Il commençait à faire sombre dans la demeure, pas vraiment la lumière idéale pour peindre. Seulement Kelsier s'était lancé dans son tableau depuis plusieurs jours, et il en voyait enfin la fin, si l'on peut dire. D'où tenait-il cette idée ? Il ne savait pas, de son imagination débordante ou de personnes et de lieux croisés dans sa vie. Rien n'était vraiment réaliste, tout en ayant une part de vrai. Il se laissait guider par son imagination, par les émotions que lui transmettaient le tableau au fur et à mesure qu'il le remplissait.
Il avait début par un fond. Une cathédrale ? Un édifice religieux ? Difficile à dire, en tout cas on apercevait pas le plafond, et les murs de pierre semblaient partir à l'infini. Au sol, un dallage simple, comme abîmé par le temps. Il était resté dans la finesse, et dans des tons exclusivement de gris. Du blanc et du noir, rien de plus jusqu'ici. Peu porté sur les idées morbides, il avait pourtant dessiné un premier corps au sol. Aucune idée de la signification, mais quelque chose le poussait à le faire. Toujours en noir et blanc, il rajouta juste une touche de rouge, afin de symboliser le sang qui s'échappait de la blessure au flanc de cet inconnu. Enhardi par ce début, il avait ajouté plusieurs autres corps exangues au sol : des armes abandonnées près des cadavres, et toujours le seul sang en couleur sur cette toile.

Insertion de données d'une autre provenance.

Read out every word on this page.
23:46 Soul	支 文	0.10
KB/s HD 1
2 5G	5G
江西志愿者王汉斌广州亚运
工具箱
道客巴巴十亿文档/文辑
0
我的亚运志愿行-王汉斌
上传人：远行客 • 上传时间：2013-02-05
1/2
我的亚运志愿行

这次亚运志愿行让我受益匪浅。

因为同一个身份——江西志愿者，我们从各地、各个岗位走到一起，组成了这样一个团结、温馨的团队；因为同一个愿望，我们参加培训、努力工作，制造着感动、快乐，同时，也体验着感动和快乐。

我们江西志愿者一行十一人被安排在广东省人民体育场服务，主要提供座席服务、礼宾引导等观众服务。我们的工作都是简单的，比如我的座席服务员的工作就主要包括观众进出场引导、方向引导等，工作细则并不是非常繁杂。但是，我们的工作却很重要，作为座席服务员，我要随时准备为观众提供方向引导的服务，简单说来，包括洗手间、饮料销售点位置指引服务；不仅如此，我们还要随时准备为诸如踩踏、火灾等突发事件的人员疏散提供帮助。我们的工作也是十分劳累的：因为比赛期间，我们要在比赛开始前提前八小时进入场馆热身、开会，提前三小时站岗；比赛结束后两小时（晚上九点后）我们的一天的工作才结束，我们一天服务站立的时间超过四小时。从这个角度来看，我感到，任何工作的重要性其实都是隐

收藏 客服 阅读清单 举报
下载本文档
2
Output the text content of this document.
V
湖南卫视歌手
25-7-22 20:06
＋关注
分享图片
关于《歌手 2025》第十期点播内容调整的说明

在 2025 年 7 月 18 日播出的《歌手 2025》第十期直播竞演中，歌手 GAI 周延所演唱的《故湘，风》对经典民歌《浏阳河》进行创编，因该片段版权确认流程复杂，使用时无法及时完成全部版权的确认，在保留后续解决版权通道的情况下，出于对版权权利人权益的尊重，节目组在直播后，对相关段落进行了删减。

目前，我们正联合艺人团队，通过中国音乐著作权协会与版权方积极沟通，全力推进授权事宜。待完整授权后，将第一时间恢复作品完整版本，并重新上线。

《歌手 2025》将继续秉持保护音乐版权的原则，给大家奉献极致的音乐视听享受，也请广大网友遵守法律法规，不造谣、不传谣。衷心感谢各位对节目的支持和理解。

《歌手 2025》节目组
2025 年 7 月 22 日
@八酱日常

Une journée, voilà le temps que lui avait pris cette esquisse. Il savait qu'elle n'était pas complète, mais il devait y réfléchir. La nuit fût agitée, il rêva sans parvenir à se souvenir de quoi. Le lendemain, il continua, rajoutant des détails, puis il entama l'esquisse de deux jeunes femmes, prenant le centre de la scène. D'abord les courbes, la position, le jeu de regard. A ce stade, elles paraissaient clairement responsables de ce massacre, et elles en sortaient victorieuses. Il partit se coucher en se posant de nombreuses questions sur ces "jumelles". Oui, il avait dessiné un visage identique aux deux femmes du tableau. S'agissait-il d'une femme qu'il avait croisé et dessinait inconsciemment ? Il n'aurait su dire.
Le troisième jour, après moultes hésitations, il se décida à colorer les deux jeunes femmes ainsi qu'à arrondir les formes, les rendre plus féminines. Une certaine obscenité et gêne sortaient de ce tableau : deux femmes nues, au milieu de ces hommes morts ... Lui même ne connaissait pas le sens, et il peinait à en trouver un. Il ajouta ... Des ailes. Pourquoi ? Et pourquoi pas ? De grandes ailes, comme si elles étaient des anges. Déchues ou non, peu importait, en tout cas elles ne donnaient pas une impression de pureté.
A présent, après quatre jours à oeuvrer sur cette toile, Kelsier hésitait. Que restait-il à rajouter ? La toile lui donnait une impression de profondeur troublante, comme cela arrivait parfois dans certaines de ses oeuvres. Généralement celles avec un côté surnaturel ... Il finissait quelques contours, nuançait une couleur. Les demoiselles captaient toute l'attention et toute la couleur du tableau, si bien que leur profondeur en était exacerbé. Non vraiment, il ne voyait pas ce qu'il pouvait ajouter, le tableau était parfait tel quel. Il prit une plume, et signa à l'encre l'angle droit de son tableau de son nom.